All this time, he was sure that the worst was over: he would recuperate, be discharged from the army due to health issues, and receive a significant payment for his injury.
Two days later, in the early hours of the morning, Prakash slipped on some civilian clothing and slipped out into the street, trying to look as casual as possible. Once out of the hospital grounds, he walked for 30 minutes without turning back. He then managed to persuade a passing driver to take him to Moscow for 100,000 rubles (€1,000), and spent the next 12 hours en route to the Russian capital, “praying incessantly” that the hospital wouldn’t already have begun looking for him.

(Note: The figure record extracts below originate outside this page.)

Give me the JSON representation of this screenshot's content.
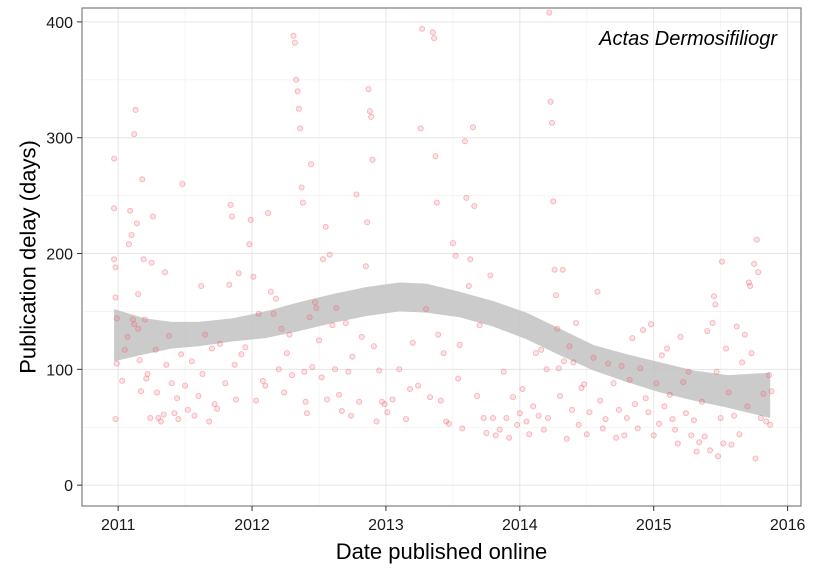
{
  "chart_data": {
    "type": "scatter",
    "annotation": "Actas Dermosifiliogr",
    "xlabel": "Date published online",
    "ylabel": "Publication delay (days)",
    "x_ticks": [
      "2011",
      "2012",
      "2013",
      "2014",
      "2015",
      "2016"
    ],
    "y_ticks": [
      "0",
      "100",
      "200",
      "300",
      "400"
    ],
    "xlim": [
      2010.73,
      2016.1
    ],
    "ylim": [
      -18,
      412
    ],
    "grid": true,
    "point_color": "#f0606a",
    "band_color": "#c2c2c2",
    "smooth_band": {
      "x": [
        2010.97,
        2011.2,
        2011.4,
        2011.6,
        2011.85,
        2012.1,
        2012.35,
        2012.6,
        2012.85,
        2013.1,
        2013.3,
        2013.55,
        2013.8,
        2014.05,
        2014.3,
        2014.55,
        2014.8,
        2015.05,
        2015.3,
        2015.55,
        2015.87
      ],
      "lower": [
        107,
        113,
        118,
        120,
        124,
        127,
        133,
        140,
        146,
        150,
        149,
        145,
        137,
        126,
        112,
        99,
        89,
        80,
        73,
        67,
        58
      ],
      "upper": [
        152,
        144,
        141,
        141,
        144,
        150,
        158,
        165,
        171,
        175,
        174,
        167,
        159,
        149,
        135,
        121,
        113,
        106,
        99,
        95,
        97
      ]
    },
    "points": [
      [
        2010.97,
        282
      ],
      [
        2010.97,
        239
      ],
      [
        2010.97,
        195
      ],
      [
        2010.98,
        188
      ],
      [
        2010.98,
        162
      ],
      [
        2010.99,
        144
      ],
      [
        2010.99,
        105
      ],
      [
        2010.98,
        57
      ],
      [
        2011.03,
        90
      ],
      [
        2011.05,
        117
      ],
      [
        2011.07,
        128
      ],
      [
        2011.08,
        208
      ],
      [
        2011.09,
        237
      ],
      [
        2011.1,
        216
      ],
      [
        2011.11,
        143
      ],
      [
        2011.12,
        139
      ],
      [
        2011.12,
        303
      ],
      [
        2011.13,
        324
      ],
      [
        2011.14,
        226
      ],
      [
        2011.15,
        165
      ],
      [
        2011.15,
        135
      ],
      [
        2011.16,
        108
      ],
      [
        2011.17,
        81
      ],
      [
        2011.18,
        264
      ],
      [
        2011.19,
        195
      ],
      [
        2011.2,
        143
      ],
      [
        2011.21,
        92
      ],
      [
        2011.22,
        96
      ],
      [
        2011.24,
        58
      ],
      [
        2011.25,
        192
      ],
      [
        2011.26,
        232
      ],
      [
        2011.28,
        117
      ],
      [
        2011.29,
        80
      ],
      [
        2011.3,
        58
      ],
      [
        2011.32,
        55
      ],
      [
        2011.34,
        61
      ],
      [
        2011.35,
        184
      ],
      [
        2011.36,
        104
      ],
      [
        2011.38,
        129
      ],
      [
        2011.4,
        88
      ],
      [
        2011.42,
        62
      ],
      [
        2011.44,
        75
      ],
      [
        2011.45,
        57
      ],
      [
        2011.47,
        113
      ],
      [
        2011.48,
        260
      ],
      [
        2011.5,
        86
      ],
      [
        2011.52,
        65
      ],
      [
        2011.55,
        107
      ],
      [
        2011.57,
        60
      ],
      [
        2011.6,
        77
      ],
      [
        2011.62,
        172
      ],
      [
        2011.63,
        96
      ],
      [
        2011.65,
        130
      ],
      [
        2011.68,
        55
      ],
      [
        2011.7,
        118
      ],
      [
        2011.72,
        70
      ],
      [
        2011.74,
        66
      ],
      [
        2011.76,
        122
      ],
      [
        2011.8,
        88
      ],
      [
        2011.83,
        173
      ],
      [
        2011.84,
        242
      ],
      [
        2011.85,
        232
      ],
      [
        2011.87,
        104
      ],
      [
        2011.88,
        74
      ],
      [
        2011.9,
        183
      ],
      [
        2011.92,
        113
      ],
      [
        2011.95,
        119
      ],
      [
        2011.98,
        208
      ],
      [
        2011.99,
        229
      ],
      [
        2012.01,
        180
      ],
      [
        2012.03,
        73
      ],
      [
        2012.05,
        148
      ],
      [
        2012.08,
        90
      ],
      [
        2012.1,
        86
      ],
      [
        2012.12,
        235
      ],
      [
        2012.14,
        167
      ],
      [
        2012.16,
        148
      ],
      [
        2012.18,
        161
      ],
      [
        2012.2,
        100
      ],
      [
        2012.22,
        135
      ],
      [
        2012.24,
        80
      ],
      [
        2012.26,
        114
      ],
      [
        2012.28,
        130
      ],
      [
        2012.3,
        95
      ],
      [
        2012.31,
        388
      ],
      [
        2012.32,
        382
      ],
      [
        2012.33,
        350
      ],
      [
        2012.34,
        340
      ],
      [
        2012.35,
        325
      ],
      [
        2012.36,
        308
      ],
      [
        2012.37,
        257
      ],
      [
        2012.38,
        244
      ],
      [
        2012.39,
        98
      ],
      [
        2012.4,
        72
      ],
      [
        2012.41,
        62
      ],
      [
        2012.43,
        145
      ],
      [
        2012.44,
        277
      ],
      [
        2012.45,
        102
      ],
      [
        2012.47,
        158
      ],
      [
        2012.48,
        153
      ],
      [
        2012.5,
        125
      ],
      [
        2012.52,
        93
      ],
      [
        2012.53,
        195
      ],
      [
        2012.55,
        223
      ],
      [
        2012.56,
        74
      ],
      [
        2012.58,
        199
      ],
      [
        2012.6,
        138
      ],
      [
        2012.62,
        100
      ],
      [
        2012.63,
        153
      ],
      [
        2012.65,
        78
      ],
      [
        2012.67,
        64
      ],
      [
        2012.7,
        140
      ],
      [
        2012.72,
        98
      ],
      [
        2012.74,
        60
      ],
      [
        2012.75,
        111
      ],
      [
        2012.78,
        251
      ],
      [
        2012.8,
        72
      ],
      [
        2012.82,
        128
      ],
      [
        2012.85,
        189
      ],
      [
        2012.86,
        227
      ],
      [
        2012.87,
        342
      ],
      [
        2012.88,
        323
      ],
      [
        2012.89,
        318
      ],
      [
        2012.9,
        281
      ],
      [
        2012.91,
        120
      ],
      [
        2012.93,
        55
      ],
      [
        2012.95,
        99
      ],
      [
        2012.97,
        72
      ],
      [
        2012.99,
        70
      ],
      [
        2013.01,
        63
      ],
      [
        2013.05,
        74
      ],
      [
        2013.1,
        100
      ],
      [
        2013.15,
        57
      ],
      [
        2013.18,
        83
      ],
      [
        2013.2,
        123
      ],
      [
        2013.24,
        86
      ],
      [
        2013.26,
        308
      ],
      [
        2013.27,
        394
      ],
      [
        2013.3,
        152
      ],
      [
        2013.33,
        76
      ],
      [
        2013.35,
        391
      ],
      [
        2013.36,
        386
      ],
      [
        2013.37,
        284
      ],
      [
        2013.38,
        244
      ],
      [
        2013.39,
        130
      ],
      [
        2013.41,
        73
      ],
      [
        2013.43,
        114
      ],
      [
        2013.45,
        55
      ],
      [
        2013.47,
        53
      ],
      [
        2013.5,
        209
      ],
      [
        2013.52,
        198
      ],
      [
        2013.54,
        92
      ],
      [
        2013.55,
        121
      ],
      [
        2013.57,
        49
      ],
      [
        2013.59,
        297
      ],
      [
        2013.6,
        248
      ],
      [
        2013.62,
        172
      ],
      [
        2013.63,
        195
      ],
      [
        2013.65,
        309
      ],
      [
        2013.66,
        241
      ],
      [
        2013.68,
        77
      ],
      [
        2013.7,
        138
      ],
      [
        2013.73,
        58
      ],
      [
        2013.75,
        45
      ],
      [
        2013.78,
        181
      ],
      [
        2013.8,
        58
      ],
      [
        2013.82,
        43
      ],
      [
        2013.85,
        48
      ],
      [
        2013.88,
        98
      ],
      [
        2013.9,
        58
      ],
      [
        2013.92,
        41
      ],
      [
        2013.95,
        76
      ],
      [
        2013.98,
        52
      ],
      [
        2014.0,
        62
      ],
      [
        2014.02,
        83
      ],
      [
        2014.05,
        55
      ],
      [
        2014.07,
        44
      ],
      [
        2014.1,
        68
      ],
      [
        2014.12,
        114
      ],
      [
        2014.14,
        60
      ],
      [
        2014.16,
        117
      ],
      [
        2014.18,
        48
      ],
      [
        2014.2,
        100
      ],
      [
        2014.21,
        58
      ],
      [
        2014.22,
        408
      ],
      [
        2014.23,
        331
      ],
      [
        2014.24,
        313
      ],
      [
        2014.25,
        245
      ],
      [
        2014.26,
        186
      ],
      [
        2014.27,
        164
      ],
      [
        2014.28,
        135
      ],
      [
        2014.29,
        101
      ],
      [
        2014.3,
        77
      ],
      [
        2014.32,
        186
      ],
      [
        2014.33,
        107
      ],
      [
        2014.35,
        40
      ],
      [
        2014.37,
        120
      ],
      [
        2014.39,
        65
      ],
      [
        2014.4,
        106
      ],
      [
        2014.42,
        140
      ],
      [
        2014.44,
        52
      ],
      [
        2014.46,
        84
      ],
      [
        2014.48,
        87
      ],
      [
        2014.5,
        44
      ],
      [
        2014.52,
        63
      ],
      [
        2014.55,
        110
      ],
      [
        2014.58,
        167
      ],
      [
        2014.6,
        73
      ],
      [
        2014.62,
        49
      ],
      [
        2014.64,
        57
      ],
      [
        2014.66,
        105
      ],
      [
        2014.7,
        88
      ],
      [
        2014.72,
        41
      ],
      [
        2014.74,
        65
      ],
      [
        2014.76,
        103
      ],
      [
        2014.78,
        43
      ],
      [
        2014.8,
        58
      ],
      [
        2014.82,
        91
      ],
      [
        2014.84,
        127
      ],
      [
        2014.86,
        70
      ],
      [
        2014.88,
        49
      ],
      [
        2014.9,
        101
      ],
      [
        2014.92,
        134
      ],
      [
        2014.94,
        75
      ],
      [
        2014.96,
        63
      ],
      [
        2014.98,
        139
      ],
      [
        2015.0,
        43
      ],
      [
        2015.02,
        88
      ],
      [
        2015.04,
        53
      ],
      [
        2015.06,
        112
      ],
      [
        2015.08,
        68
      ],
      [
        2015.1,
        118
      ],
      [
        2015.12,
        78
      ],
      [
        2015.14,
        57
      ],
      [
        2015.16,
        48
      ],
      [
        2015.18,
        36
      ],
      [
        2015.2,
        128
      ],
      [
        2015.22,
        89
      ],
      [
        2015.24,
        62
      ],
      [
        2015.26,
        98
      ],
      [
        2015.28,
        43
      ],
      [
        2015.3,
        56
      ],
      [
        2015.32,
        29
      ],
      [
        2015.34,
        37
      ],
      [
        2015.36,
        72
      ],
      [
        2015.38,
        42
      ],
      [
        2015.4,
        133
      ],
      [
        2015.42,
        30
      ],
      [
        2015.44,
        140
      ],
      [
        2015.45,
        163
      ],
      [
        2015.46,
        156
      ],
      [
        2015.47,
        98
      ],
      [
        2015.48,
        25
      ],
      [
        2015.5,
        58
      ],
      [
        2015.51,
        193
      ],
      [
        2015.52,
        36
      ],
      [
        2015.54,
        118
      ],
      [
        2015.56,
        80
      ],
      [
        2015.58,
        35
      ],
      [
        2015.6,
        60
      ],
      [
        2015.62,
        137
      ],
      [
        2015.64,
        44
      ],
      [
        2015.66,
        106
      ],
      [
        2015.68,
        130
      ],
      [
        2015.7,
        68
      ],
      [
        2015.71,
        175
      ],
      [
        2015.72,
        172
      ],
      [
        2015.73,
        114
      ],
      [
        2015.75,
        191
      ],
      [
        2015.76,
        23
      ],
      [
        2015.77,
        212
      ],
      [
        2015.78,
        184
      ],
      [
        2015.8,
        58
      ],
      [
        2015.82,
        79
      ],
      [
        2015.84,
        55
      ],
      [
        2015.86,
        95
      ],
      [
        2015.87,
        52
      ],
      [
        2015.88,
        81
      ]
    ]
  }
}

A group of Nepalis attend the final rites of a friend who died fighting for the Russian military in Ukraine, Walling, Syangja district, Nepal, 19 January 2024. Photo: EPA-EFE / NARENDRA SHRESTHA
As Prakash’s commanding officer still had his documents, upon reaching Moscow he went straight to the Nepalese embassy, where he was issued a new passport within days. But once again he had to seek help from his “agent”, who charged 670,000 rupees — €4,550 — for his services.
Nepalis who decide to join the Russian army face an impossible dilemma, having to break Nepalese law to go to Russia and Russian law to return home. After entering Russia on a visitor’s visa, which allows them to stay in the country for 90 days, they sign a year-long contract with the Russian army, although their visa expires in mere months, rendering their status illegal. Once again, “agents” step in, providing them with the necessary documents and an air ticket to India. From there, the Nepalis can safely return to Kathmandu.
After returning from the war, Prakash was forced to rent a shabby room on the outskirts of Kathmandu to be able to receive treatment at the local hospital.
Since Prakash’s return from the war, doctors have been monitoring the effects of the shrapnel lodged deep in his body, which have the potential to cause cancer. Should the doctors determine that the metals are indeed having a negative effect, they will have to perform invasive surgery to remove them.
“I dream I’m back at the front. Explosions, limbs getting blown off. I dream of friends who died in front of my eyes. And I wake up in horror and a cold sweat.”
Prakash was paid about €5,500 for four months of service in the Russian army, almost two months of which he spent in hospital. He spent all that money to return home. While in hospital, Prakash applied to receive compensation for his injury, but so far Russia has not paid him, and he hasn’t even begun paying off his debt.
“It’s impossible to earn such money in Nepal, so I will have to go abroad again to pay off my debts. But I’ll think about it in six months.”
Prakash has nightmares almost every night.
“I dream I’m back at the front. Explosions, limbs getting blown off. I dream of friends who died in front of my eyes. And I wake up in horror and a cold sweat,” he admits. “I went to Russia to cope with the stress of my wife’s suicide. But that trauma was compounded by another one, and now my life is unbearable.”
Sometimes Prakash spends all day and night without leaving his tiny room.
“I scroll through TikTok, stare at the wall, sleep, watch some more videos, and lie in silence. That’s how my days go by,” he says.